You should look into getting a supplemental insurance. This will give you $$$ when you are sick to help cover whatever bills you still have coming in. It doesn’t go to the hospital, it goes directly to your pocket. The plan I have costs $55 a month, and I get $100 for every day that I am hospitalized and $200 for every day I’m in the ICU. In addition, even if you don’t get hospitalized, you just have to visit your doctor and have him fill out the form, and you get $50 for every day you were out sick. I learned about it from another sickle cell warrior. There are several out there, but I use Combined Insurance. There is a 6 month waiting period for pre-existing conditions (meaning you pay in but cannot have any benefits until the 6-month mark). This means that you have to pay into the plan for 6 months before they will pay any money out if you have a pre-existing condition that you have been hospitalized for in the last 180-360 days. This didn’t apply to me when I signed up because I hadn’t been sick for a month. I still have the plan, just in case, and it does come in handy. Other options are Aflac & Physician’s Mutual. I prefer Combined because 1. I had a bad experience with PM regarding the exclusion period and 2. Because they send reps to your home/work to explain the plans and options to you thoroughly before you get started.
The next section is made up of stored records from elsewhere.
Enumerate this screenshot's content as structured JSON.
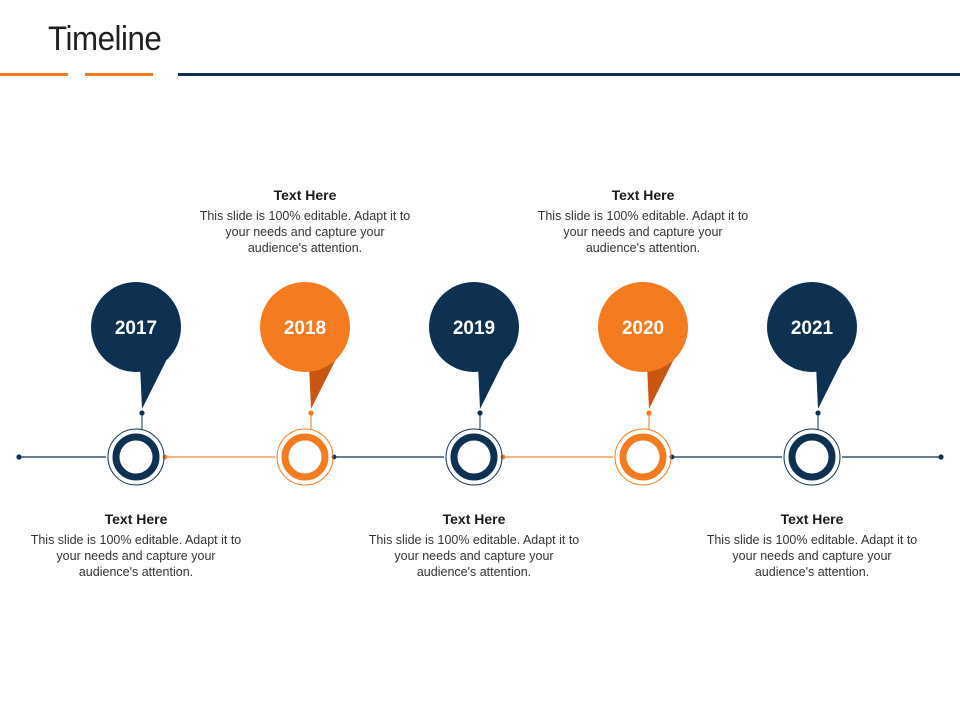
{
  "title": "Timeline",
  "colors": {
    "navy": "#0e3152",
    "orange": "#f47b20",
    "dark_orange": "#c85512",
    "line_navy": "#0e3152",
    "line_orange": "#f08a35"
  },
  "milestones": [
    {
      "year": "2017",
      "color": "navy",
      "text_position": "below",
      "heading": "Text Here",
      "body": "This slide is 100% editable. Adapt it to your needs and capture your audience's attention."
    },
    {
      "year": "2018",
      "color": "orange",
      "text_position": "above",
      "heading": "Text Here",
      "body": "This slide is 100% editable. Adapt it to your needs and capture your audience's attention."
    },
    {
      "year": "2019",
      "color": "navy",
      "text_position": "below",
      "heading": "Text Here",
      "body": "This slide is 100% editable. Adapt it to your needs and capture your audience's attention."
    },
    {
      "year": "2020",
      "color": "orange",
      "text_position": "above",
      "heading": "Text Here",
      "body": "This slide is 100% editable. Adapt it to your needs and capture your audience's attention."
    },
    {
      "year": "2021",
      "color": "navy",
      "text_position": "below",
      "heading": "Text Here",
      "body": "This slide is 100% editable. Adapt it to your needs and capture your audience's attention."
    }
  ]
}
Whichever way you choose, you are absolutely right, it can be hard to bridge the gap when you work and still have a chronic condition like sickle cell. If you have any other questions, please let me know.

Tosin Ola


  1. IHATESC on January 16, 2011 at 5:15 am

    This is excellent! Thanks for sharing this information. I also suggest getting a quote for Mortgage Disability insurance. I have the coverage through my Auto & Homeowners insurance carrier. Of course the multiple coverage discount applies too so that doesn’t hurt. If you are in the hospital and can’t make the mortgage payment this coverage will pay the mortgage until you are back to work.

  2. Owora Noah Obbo on July 13, 2013 at 9:15 am

    I am a parent of a girl living with sickle cell disease. Her name is Katooko Charity Salome and she is 10years old. She is in primary five at Victoria Nile School in Jinja Uganda. Her situation need regular hospitalization due to frequent malaria attacks. I am weighed down by her medical bills and school fees and i urgently need people of good will to render support so that i can save the life of this girl. I love her and am greatly pained whenever she is suffering.

  3. Mariam on June 12, 2018 at 6:05 am

    Your comment..
    My name is Akinyemi Mariam, I’m from Nigeria and I have sickle cell disease. I just lost my father making it difficult for me to take care of myself. I need financial assistance as I have a wound in my butt, from a surgery I had on osteomylitis in 2016. I just lost my job as a home care nurse because I collapsed at work.